1 mole of an ideal gas at \(300 \mathrm{~K}\) is expanded isothermally and reversible from an initial volume of 1 litre to 10 litre. The work in this process is \(\left(\mathrm{R}=2 \mathrm{cal} \mathrm{mol}^{-1} \mathrm{~K}^{-1}\right)\) (a) \(163.7 \mathrm{cal}\) (b) zero (c) \(-1381.8 \mathrm{cal}\) (d) 9 litreatm

Short answer

The work done is -1381.2 cal, which corresponds to option (c).

Step-by-step solution

Understand the Problem

The exercise asks us to calculate the work done when 1 mole of an ideal gas expands isothermally and reversibly from 1 litre to 10 litres at a temperature of 300 K. Given the gas constant, R = 2 cal/mol·K, we need to find the work done during this process.

Recall the Work Formula for Isothermal Reversible Expansion

For an isothermal, reversible expansion of an ideal gas, the work done (W) is given by the formula: \[ W = -nRT \, \ln \left(\frac{V_f}{V_i}\right) \] where \( n \) is the number of moles, \( R \) is the gas constant, \( T \) is the temperature in Kelvin, \( V_f \) is the final volume, and \( V_i \) is the initial volume.

Substitute the Values

Substitute the given values into the formula. Here, \( n = 1 \), \( R = 2 \) cal/mol·K, \( T = 300 \) K, \( V_i = 1 \) litre, and \( V_f = 10 \) litres. The expression becomes: \[ W = -1 \times 2 \times 300 \times \ln \left(\frac{10}{1}\right) \]

Calculate the Natural Logarithm

Calculate the natural logarithm: \( \ln \left(10\right) \approx 2.302 \).

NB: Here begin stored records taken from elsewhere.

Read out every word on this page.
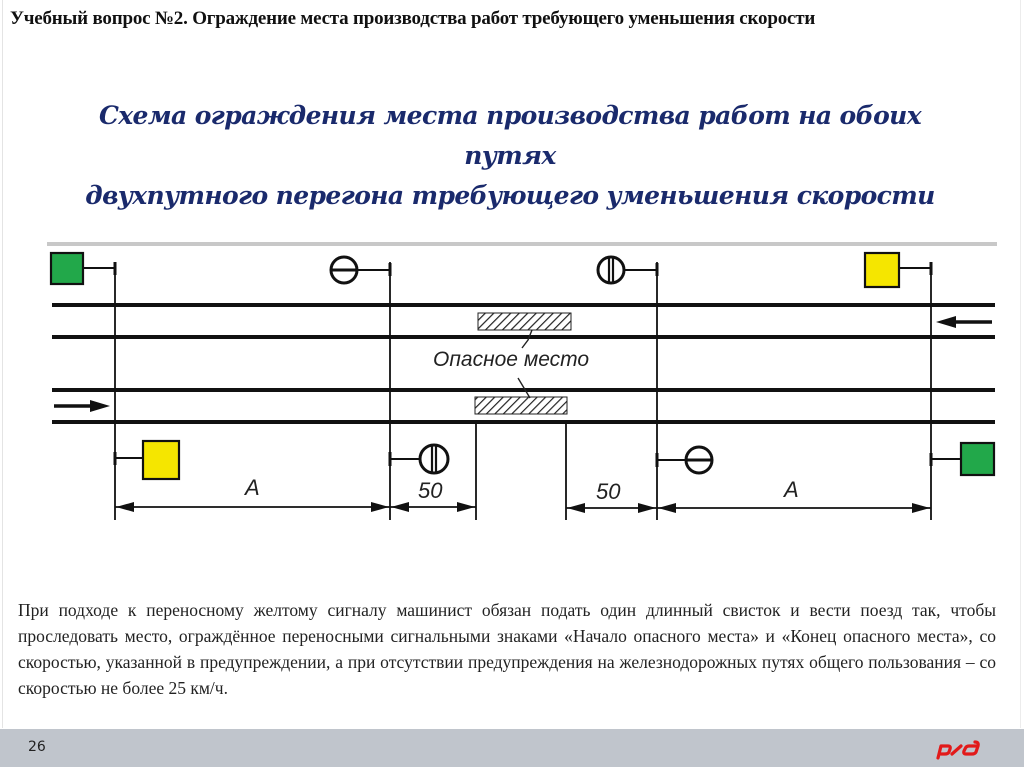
Учебный вопрос №2. Ограждение места производства работ требующего уменьшения скорости
Схема ограждения места производства работ на обоих путях
двухпутного перегона требующего уменьшения скорости
Опасное место
А	50	50	А
При подходе к переносному желтому сигналу машинист обязан подать один длинный свисток и вести поезд так, чтобы проследовать место, ограждённое переносными сигнальными знаками «Начало опасного места» и «Конец опасного места», со скоростью, указанной в предупреждении, а при отсутствии предупреждения на железнодорожных путях общего пользования – со скоростью не более 25 км/ч.
26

This logarithm often arises when dealing with expressions involving powers of 10.

Compute the Work Done

Substitute the logarithm value in: \[ W = -2 \times 300 \times 2.302 = -1381.2 \] Therefore, the work done by the gas when it expands isothermally and reversibly is \(-1381.2\) calories.

Key concepts

Ideal Gas Law

The Ideal Gas Law is a fundamental equation in chemistry that describes the behavior of ideal gases. It is expressed as:
\[ PV = nRT \]
where:

• \(P\) stands for pressure,
• \(V\) is the volume,
• \(n\) is the number of moles,
• \(R\) is the gas constant (in this scenario, 2 cal/mol·K),
• and \(T\) is the temperature in Kelvin.

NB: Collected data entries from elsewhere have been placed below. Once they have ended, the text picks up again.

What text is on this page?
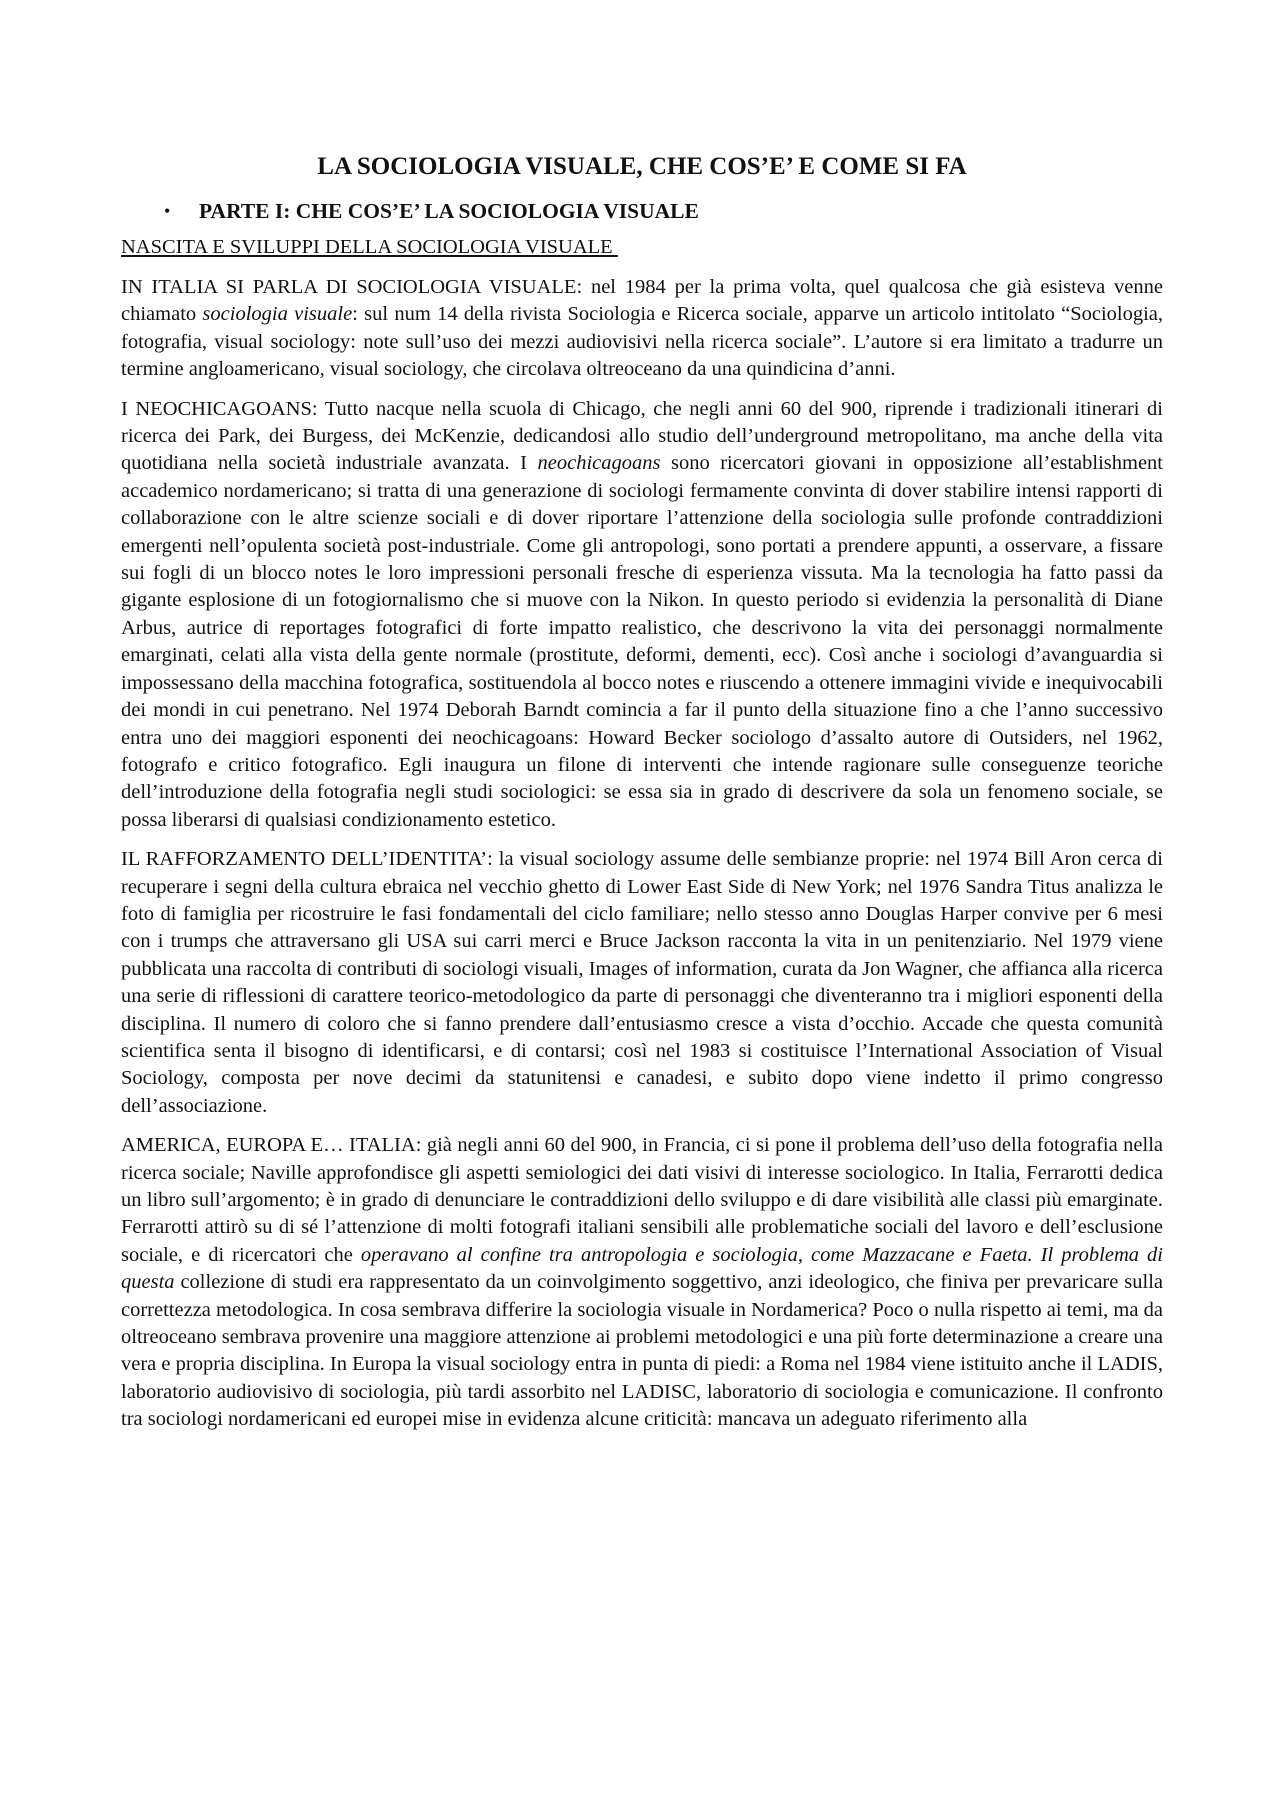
LA SOCIOLOGIA VISUALE, CHE COS’E’ E COME SI FA
• PARTE I: CHE COS’E’ LA SOCIOLOGIA VISUALE
NASCITA E SVILUPPI DELLA SOCIOLOGIA VISUALE

IN ITALIA SI PARLA DI SOCIOLOGIA VISUALE: nel 1984 per la prima volta, quel qualcosa che già esisteva venne chiamato sociologia visuale: sul num 14 della rivista Sociologia e Ricerca sociale, apparve un articolo intitolato “Sociologia, fotografia, visual sociology: note sull’uso dei mezzi audiovisivi nella ricerca sociale”. L’autore si era limitato a tradurre un termine angloamericano, visual sociology, che circolava oltreoceano da una quindicina d’anni.

I NEOCHICAGOANS: Tutto nacque nella scuola di Chicago, che negli anni 60 del 900, riprende i tradizionali itinerari di ricerca dei Park, dei Burgess, dei McKenzie, dedicandosi allo studio dell’underground metropolitano, ma anche della vita quotidiana nella società industriale avanzata. I neochicagoans sono ricercatori giovani in opposizione all’establishment accademico nordamericano; si tratta di una generazione di sociologi fermamente convinta di dover stabilire intensi rapporti di collaborazione con le altre scienze sociali e di dover riportare l’attenzione della sociologia sulle profonde contraddizioni emergenti nell’opulenta società post-industriale. Come gli antropologi, sono portati a prendere appunti, a osservare, a fissare sui fogli di un blocco notes le loro impressioni personali fresche di esperienza vissuta. Ma la tecnologia ha fatto passi da gigante esplosione di un fotogiornalismo che si muove con la Nikon. In questo periodo si evidenzia la personalità di Diane Arbus, autrice di reportages fotografici di forte impatto realistico, che descrivono la vita dei personaggi normalmente emarginati, celati alla vista della gente normale (prostitute, deformi, dementi, ecc). Così anche i sociologi d’avanguardia si impossessano della macchina fotografica, sostituendola al bocco notes e riuscendo a ottenere immagini vivide e inequivocabili dei mondi in cui penetrano. Nel 1974 Deborah Barndt comincia a far il punto della situazione fino a che l’anno successivo entra uno dei maggiori esponenti dei neochicagoans: Howard Becker sociologo d’assalto autore di Outsiders, nel 1962, fotografo e critico fotografico. Egli inaugura un filone di interventi che intende ragionare sulle conseguenze teoriche dell’introduzione della fotografia negli studi sociologici: se essa sia in grado di descrivere da sola un fenomeno sociale, se possa liberarsi di qualsiasi condizionamento estetico.

IL RAFFORZAMENTO DELL’IDENTITA’: la visual sociology assume delle sembianze proprie: nel 1974 Bill Aron cerca di recuperare i segni della cultura ebraica nel vecchio ghetto di Lower East Side di New York; nel 1976 Sandra Titus analizza le foto di famiglia per ricostruire le fasi fondamentali del ciclo familiare; nello stesso anno Douglas Harper convive per 6 mesi con i trumps che attraversano gli USA sui carri merci e Bruce Jackson racconta la vita in un penitenziario. Nel 1979 viene pubblicata una raccolta di contributi di sociologi visuali, Images of information, curata da Jon Wagner, che affianca alla ricerca una serie di riflessioni di carattere teorico-metodologico da parte di personaggi che diventeranno tra i migliori esponenti della disciplina. Il numero di coloro che si fanno prendere dall’entusiasmo cresce a vista d’occhio. Accade che questa comunità scientifica senta il bisogno di identificarsi, e di contarsi; così nel 1983 si costituisce l’International Association of Visual Sociology, composta per nove decimi da statunitensi e canadesi, e subito dopo viene indetto il primo congresso dell’associazione.

AMERICA, EUROPA E… ITALIA: già negli anni 60 del 900, in Francia, ci si pone il problema dell’uso della fotografia nella ricerca sociale; Naville approfondisce gli aspetti semiologici dei dati visivi di interesse sociologico. In Italia, Ferrarotti dedica un libro sull’argomento; è in grado di denunciare le contraddizioni dello sviluppo e di dare visibilità alle classi più emarginate. Ferrarotti attirò su di sé l’attenzione di molti fotografi italiani sensibili alle problematiche sociali del lavoro e dell’esclusione sociale, e di ricercatori che operavano al confine tra antropologia e sociologia, come Mazzacane e Faeta. Il problema di questa collezione di studi era rappresentato da un coinvolgimento soggettivo, anzi ideologico, che finiva per prevaricare sulla correttezza metodologica. In cosa sembrava differire la sociologia visuale in Nordamerica? Poco o nulla rispetto ai temi, ma da oltreoceano sembrava provenire una maggiore attenzione ai problemi metodologici e una più forte determinazione a creare una vera e propria disciplina. In Europa la visual sociology entra in punta di piedi: a Roma nel 1984 viene istituito anche il LADIS, laboratorio audiovisivo di sociologia, più tardi assorbito nel LADISC, laboratorio di sociologia e comunicazione. Il confronto tra sociologi nordamericani ed europei mise in evidenza alcune criticità: mancava un adeguato riferimento alla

This equation helps predict how the gas will behave under different conditions.
It's crucial for solving problems involving gas expansions and compressions.
In isothermal processes, where temperature remains stable, changes in volume and pressure are directly linked.
By knowing the relationship between these variables, we can calculate the work a gas does when it changes volume, as seen in our exercise.

Reversible Process

A reversible process is an ideal type of thermodynamic process that happens infinitely slowly.
This allows the system to remain in a perfect equilibrium at every moment.
In real-world applications, processes are never perfectly reversible, but this concept helps us understand the maximum efficiency a system can achieve.

Isothermal Reversible Expansion:

• During this type of expansion, the temperature of the system remains constant.
• The system exchanges enough heat with its surroundings to maintain this constant temperature.
• The process is so slow that every stage is equilibrium maintained with the environment.

Reversible processes help calculate the maximum work a system can do.
Since the system is in equilibrium at all stages, it requires the least amount of work to return to its initial state.

Work Calculation

Calculating the work done during an isothermal reversible expansion involves using the work formula:
\[ W = -nRT \, \ln \left(\frac{V_f}{V_i}\right) \]
This formula accounts for:

• The number of moles \(n\) participating in the expansion (here, \(n = 1\)),
• The gas constant \(R\) given as 2 cal/mol·K,
• The constant temperature \(T = 300 \) K,
• The initial volume \(V_i = 1 \) litre and the final volume \(V_f = 10 \) litres.

By substituting these values, we calculate the work done by the gas.
It provides insight into how much energy is transferred by the system as it expands.
In this example, the work done is found to be negative, indicating the gas has done work on its surroundings.

Natural Logarithm

The natural logarithm is a mathematical function denoted as \( \ln \).
It is the logarithm to the base \(e\), where \(e\) is approximately 2.718.
This function is essential in various fields, including thermodynamics and kinetics.

Powers of 10 in Logarithms:

• Natural logarithms often appear in equations where ratios are involved.
• In this exercise, we use \( \ln\left(\frac{V_f}{V_i}\right) \) to express how the volume changes.
• Specifically, \( \ln(10) \approx 2.302 \) is used, as we transition from 1 litre to 10 litres.

Understanding how to calculate and apply natural logarithms helps solve equations involving exponential growth or decay.
This knowledge is critical for computing work in thermodynamic processes and further illustrates how minute changes in volume or pressure can lead to significant energy shifts.